Why Your Background Jobs Are Lying to You

Most developers learn background jobs through a deceptively simple mental model:
Put a task into a queue.
A worker picks it up.
The task gets executed.
That’s it.
At least, that’s what we tell ourselves when we build our first async system.
Need to send an email? Throw it into a queue.
Generate a PDF? Queue.
Process images? Queue.
Queues feel like magic. They make slow operations disappear from your request-response cycle.
And for a while, everything works perfectly.
Then production happens.
A customer receives the same email four times.
A payment gets processed twice.
A report generation task disappears without a trace.
Workers suddenly spike to 100% CPU because thousands of jobs retry at once.
The system that was supposed to increase reliability becomes your biggest source of incidents.
And here’s the uncomfortable truth:
Background jobs are one of the most misunderstood parts of modern backend systems.
In this article, we’ll unpack what’s really going on behind queues — and how to design systems that don’t fall apart under real-world conditions.
The Happy Path Is a Lie
Let’s start with a familiar flow:
User Registration
↓
Create User
↓
Push Job to Queue
↓
Worker Picks Job
↓
Send Email
Looks clean. Predictable. Safe.
Most developers stop thinking here.
But distributed systems don’t live on the happy path.
Here’s what can actually go wrong:
Redis crashes right after pushing the job.
A worker crashes after sending the email.
The email provider responds too slowly.
The network drops mid-processing.
The worker finishes the task but fails to ACK.
Each of these creates a different failure mode.
And production systems hit these scenarios every day.
The key insight:
A queue does not guarantee execution. It only coordinates work.

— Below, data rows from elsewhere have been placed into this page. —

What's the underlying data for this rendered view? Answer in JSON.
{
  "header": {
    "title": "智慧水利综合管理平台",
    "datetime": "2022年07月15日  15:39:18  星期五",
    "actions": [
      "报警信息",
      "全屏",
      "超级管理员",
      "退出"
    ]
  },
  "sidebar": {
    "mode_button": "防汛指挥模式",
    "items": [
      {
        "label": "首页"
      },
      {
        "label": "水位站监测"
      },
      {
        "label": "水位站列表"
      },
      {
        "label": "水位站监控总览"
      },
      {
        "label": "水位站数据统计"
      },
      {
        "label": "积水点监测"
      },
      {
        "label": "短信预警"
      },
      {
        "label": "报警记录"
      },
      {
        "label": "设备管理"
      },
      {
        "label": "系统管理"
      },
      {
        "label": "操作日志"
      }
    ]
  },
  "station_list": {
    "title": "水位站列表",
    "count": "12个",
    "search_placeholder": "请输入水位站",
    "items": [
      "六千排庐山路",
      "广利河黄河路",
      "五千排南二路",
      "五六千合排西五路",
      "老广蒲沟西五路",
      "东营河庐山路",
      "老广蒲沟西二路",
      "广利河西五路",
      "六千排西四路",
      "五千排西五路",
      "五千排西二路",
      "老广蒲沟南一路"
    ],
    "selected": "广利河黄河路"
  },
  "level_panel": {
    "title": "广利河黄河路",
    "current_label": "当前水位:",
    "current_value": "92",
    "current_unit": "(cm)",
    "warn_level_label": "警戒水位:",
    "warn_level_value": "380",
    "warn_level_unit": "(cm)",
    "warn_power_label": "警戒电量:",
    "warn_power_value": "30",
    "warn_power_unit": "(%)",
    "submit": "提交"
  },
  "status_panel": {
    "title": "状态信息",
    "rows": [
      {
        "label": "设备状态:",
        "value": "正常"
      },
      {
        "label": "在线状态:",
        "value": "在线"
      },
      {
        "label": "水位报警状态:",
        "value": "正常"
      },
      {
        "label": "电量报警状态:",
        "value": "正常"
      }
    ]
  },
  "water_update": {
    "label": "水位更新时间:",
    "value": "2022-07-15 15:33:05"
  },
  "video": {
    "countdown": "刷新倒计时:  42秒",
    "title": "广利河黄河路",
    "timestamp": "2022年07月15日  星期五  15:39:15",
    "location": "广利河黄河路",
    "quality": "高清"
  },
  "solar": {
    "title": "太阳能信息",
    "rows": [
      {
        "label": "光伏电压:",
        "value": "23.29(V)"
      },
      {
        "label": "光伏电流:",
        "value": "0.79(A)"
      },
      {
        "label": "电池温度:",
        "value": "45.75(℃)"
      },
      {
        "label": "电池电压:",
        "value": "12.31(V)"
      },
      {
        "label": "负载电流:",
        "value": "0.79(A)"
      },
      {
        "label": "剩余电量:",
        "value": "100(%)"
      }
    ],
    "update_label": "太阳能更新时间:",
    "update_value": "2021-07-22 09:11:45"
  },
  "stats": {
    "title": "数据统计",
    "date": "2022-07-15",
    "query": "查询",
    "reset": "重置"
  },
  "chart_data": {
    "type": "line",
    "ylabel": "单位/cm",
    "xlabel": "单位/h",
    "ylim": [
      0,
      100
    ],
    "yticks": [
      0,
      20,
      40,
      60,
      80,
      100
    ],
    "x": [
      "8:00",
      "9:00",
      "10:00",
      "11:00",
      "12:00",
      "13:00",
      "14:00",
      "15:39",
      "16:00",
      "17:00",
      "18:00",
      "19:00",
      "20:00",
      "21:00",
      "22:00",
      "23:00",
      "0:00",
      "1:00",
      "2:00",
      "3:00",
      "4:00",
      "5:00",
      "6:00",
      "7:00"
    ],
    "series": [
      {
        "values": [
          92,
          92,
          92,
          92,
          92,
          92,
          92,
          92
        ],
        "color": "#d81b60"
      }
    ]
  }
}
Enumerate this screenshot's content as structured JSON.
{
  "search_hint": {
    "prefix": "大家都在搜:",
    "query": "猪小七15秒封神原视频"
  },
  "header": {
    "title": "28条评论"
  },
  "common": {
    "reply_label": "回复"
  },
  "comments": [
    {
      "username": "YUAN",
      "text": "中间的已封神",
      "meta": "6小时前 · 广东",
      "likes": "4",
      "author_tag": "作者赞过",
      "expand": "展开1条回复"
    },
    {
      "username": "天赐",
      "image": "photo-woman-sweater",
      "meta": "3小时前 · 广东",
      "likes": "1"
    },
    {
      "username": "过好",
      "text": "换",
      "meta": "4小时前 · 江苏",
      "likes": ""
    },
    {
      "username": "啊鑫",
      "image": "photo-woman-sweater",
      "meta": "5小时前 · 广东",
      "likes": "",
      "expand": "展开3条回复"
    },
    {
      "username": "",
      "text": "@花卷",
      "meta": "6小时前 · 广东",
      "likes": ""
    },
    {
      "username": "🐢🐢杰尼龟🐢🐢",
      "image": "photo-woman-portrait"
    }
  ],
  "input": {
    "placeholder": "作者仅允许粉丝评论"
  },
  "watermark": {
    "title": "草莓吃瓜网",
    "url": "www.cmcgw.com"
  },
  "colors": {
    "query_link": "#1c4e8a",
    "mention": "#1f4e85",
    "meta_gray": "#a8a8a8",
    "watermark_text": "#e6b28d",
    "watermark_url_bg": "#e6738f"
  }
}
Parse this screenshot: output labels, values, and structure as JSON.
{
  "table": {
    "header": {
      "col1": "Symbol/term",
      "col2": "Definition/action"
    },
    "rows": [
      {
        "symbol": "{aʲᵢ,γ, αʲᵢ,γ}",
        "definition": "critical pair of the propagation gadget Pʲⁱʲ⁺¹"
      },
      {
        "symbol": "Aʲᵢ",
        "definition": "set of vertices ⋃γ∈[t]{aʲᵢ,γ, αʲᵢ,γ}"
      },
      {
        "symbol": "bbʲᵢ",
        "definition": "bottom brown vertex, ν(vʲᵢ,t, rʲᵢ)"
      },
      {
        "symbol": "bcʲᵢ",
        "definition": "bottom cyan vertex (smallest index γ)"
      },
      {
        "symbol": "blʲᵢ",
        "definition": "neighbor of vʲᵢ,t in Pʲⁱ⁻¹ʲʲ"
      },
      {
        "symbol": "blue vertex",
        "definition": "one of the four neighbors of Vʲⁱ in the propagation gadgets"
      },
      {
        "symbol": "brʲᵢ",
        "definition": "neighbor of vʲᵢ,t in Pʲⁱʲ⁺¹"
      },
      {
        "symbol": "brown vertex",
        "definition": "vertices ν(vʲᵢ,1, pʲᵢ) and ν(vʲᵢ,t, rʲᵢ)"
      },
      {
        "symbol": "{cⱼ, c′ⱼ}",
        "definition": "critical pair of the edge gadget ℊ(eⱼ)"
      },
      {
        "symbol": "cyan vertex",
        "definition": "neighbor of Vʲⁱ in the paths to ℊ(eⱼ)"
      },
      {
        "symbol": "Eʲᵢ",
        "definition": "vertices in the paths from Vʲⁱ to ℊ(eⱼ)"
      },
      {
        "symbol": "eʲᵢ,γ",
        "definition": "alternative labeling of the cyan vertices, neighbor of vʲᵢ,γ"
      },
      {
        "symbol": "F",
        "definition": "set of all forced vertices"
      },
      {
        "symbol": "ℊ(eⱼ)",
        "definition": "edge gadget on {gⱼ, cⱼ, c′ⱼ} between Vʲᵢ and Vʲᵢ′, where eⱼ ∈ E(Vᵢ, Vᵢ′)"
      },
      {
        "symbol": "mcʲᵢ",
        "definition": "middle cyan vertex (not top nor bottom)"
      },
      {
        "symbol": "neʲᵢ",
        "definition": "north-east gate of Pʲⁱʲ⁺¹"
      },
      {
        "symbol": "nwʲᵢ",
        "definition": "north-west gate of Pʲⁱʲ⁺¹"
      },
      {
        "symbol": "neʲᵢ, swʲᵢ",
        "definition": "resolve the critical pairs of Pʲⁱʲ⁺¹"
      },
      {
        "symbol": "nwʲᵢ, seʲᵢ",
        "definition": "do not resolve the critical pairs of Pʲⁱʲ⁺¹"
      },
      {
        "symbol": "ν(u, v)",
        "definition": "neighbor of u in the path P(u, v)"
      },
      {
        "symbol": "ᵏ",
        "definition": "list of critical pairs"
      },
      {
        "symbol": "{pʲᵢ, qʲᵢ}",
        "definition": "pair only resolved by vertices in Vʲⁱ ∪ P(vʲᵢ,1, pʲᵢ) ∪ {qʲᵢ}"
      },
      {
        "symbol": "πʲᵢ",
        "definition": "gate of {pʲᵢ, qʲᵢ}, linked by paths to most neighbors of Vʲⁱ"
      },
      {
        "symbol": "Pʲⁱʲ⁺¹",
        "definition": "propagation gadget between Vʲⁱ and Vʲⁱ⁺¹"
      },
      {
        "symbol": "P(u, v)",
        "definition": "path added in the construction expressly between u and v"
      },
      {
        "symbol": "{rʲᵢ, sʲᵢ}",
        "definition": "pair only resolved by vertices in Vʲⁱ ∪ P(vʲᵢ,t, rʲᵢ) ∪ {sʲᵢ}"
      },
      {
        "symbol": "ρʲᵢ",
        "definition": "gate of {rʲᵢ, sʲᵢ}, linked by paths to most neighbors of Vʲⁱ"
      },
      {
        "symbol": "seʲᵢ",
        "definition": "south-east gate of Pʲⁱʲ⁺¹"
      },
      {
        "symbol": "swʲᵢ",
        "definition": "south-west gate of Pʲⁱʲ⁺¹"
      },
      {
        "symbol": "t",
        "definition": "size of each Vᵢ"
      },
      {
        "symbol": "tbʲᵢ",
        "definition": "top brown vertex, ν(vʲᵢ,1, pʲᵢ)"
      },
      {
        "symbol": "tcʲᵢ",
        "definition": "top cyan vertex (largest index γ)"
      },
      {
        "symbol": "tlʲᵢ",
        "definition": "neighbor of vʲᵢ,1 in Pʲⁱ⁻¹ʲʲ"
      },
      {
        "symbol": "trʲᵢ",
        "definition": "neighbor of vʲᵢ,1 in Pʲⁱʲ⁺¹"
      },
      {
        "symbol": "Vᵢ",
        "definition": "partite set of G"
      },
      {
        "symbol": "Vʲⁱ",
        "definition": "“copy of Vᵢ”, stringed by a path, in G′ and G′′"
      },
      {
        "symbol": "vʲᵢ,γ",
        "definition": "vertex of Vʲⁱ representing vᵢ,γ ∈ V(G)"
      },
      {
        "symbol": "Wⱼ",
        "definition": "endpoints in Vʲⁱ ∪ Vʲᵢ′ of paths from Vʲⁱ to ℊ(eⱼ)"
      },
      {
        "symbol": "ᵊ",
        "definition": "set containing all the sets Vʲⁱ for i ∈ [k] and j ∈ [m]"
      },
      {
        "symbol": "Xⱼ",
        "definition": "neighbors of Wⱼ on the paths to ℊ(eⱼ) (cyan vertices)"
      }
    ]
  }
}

Once you internalize this, your architecture starts to change.
At-Least-Once Delivery
Most queue systems operate with at-least-once delivery:
RabbitMQ
BullMQ
Sidekiq
AWS SQS
Kafka consumers
Celery
What this actually means:
Your job can run more than once.
Not exactly once. Not maybe once.
Multiple times.
Example:
Worker receives job
↓
Worker sends email
↓
Worker crashes
↓
No ACK sent
↓
Queue retries job
From the queue’s perspective, the job was never completed.
So it retries.
But the email was already sent.
Result? Duplicate emails.
This isn’t a bug.
This is expected behavior.
Idempotency Is Not Optional
Once you accept duplicate execution, one requirement becomes unavoidable:
Your jobs must be idempotent.
Bad example:
account.balance += 100;
Run twice → user gets $200.
Good example:
if (!processedTransactions.has(transactionId)) {
await creditAccount();
await markTransactionProcessed(transactionId);
}
Now duplicates are harmless.
This pattern applies everywhere:
Emails — store notification IDs.
Payments — use transaction IDs.
Orders — enforce unique references.
Webhooks — track processed events.
A more production-friendly version usually combines multiple protections:
async function processPaymentJob(job: { transactionId: string; userId: string; amount: number }) {
const alreadyProcessed = await db.paymentEvents.findUnique({
where: { transactionId: job.transactionId },
});
if (alreadyProcessed) return;
await db.$transaction(async (tx) => {
await tx.paymentEvents.create({
data: {
transactionId: job.transactionId,
userId: job.userId,
amount: job.amount,
},
});
await tx.accounts.update({
where: { userId: job.userId },
data: { balance: { increment: job.amount } },
});
});
}
The goal is not to prevent duplicate delivery.
The goal is to make duplicate delivery harmless.
The Myth of Exactly-Once
Sooner or later, every backend engineer asks:
Can I guarantee exactly-once processing?
Short answer: not really.
Failures can happen between any two steps:
Charge customer
↓
Success
↓
Save result in DB
If the service crashes in between:
Payment succeeded.
Database says it didn’t.
Now you have an inconsistent system.
“Exactly-once” in real systems usually means a mix of:
Deduplication
Idempotency
Checkpointing
Transaction logs
Atomic writes
Practical takeaway:
Design for duplicates. Don’t fight them.
Retries Can Kill Your System
Retries sound harmless.
Until they aren’t.
Imagine:
You have 50,000 jobs.
A third-party API goes down.
Every job retries immediately.
Now you’ve created a retry storm.
Instead of helping recovery, you’re amplifying the outage.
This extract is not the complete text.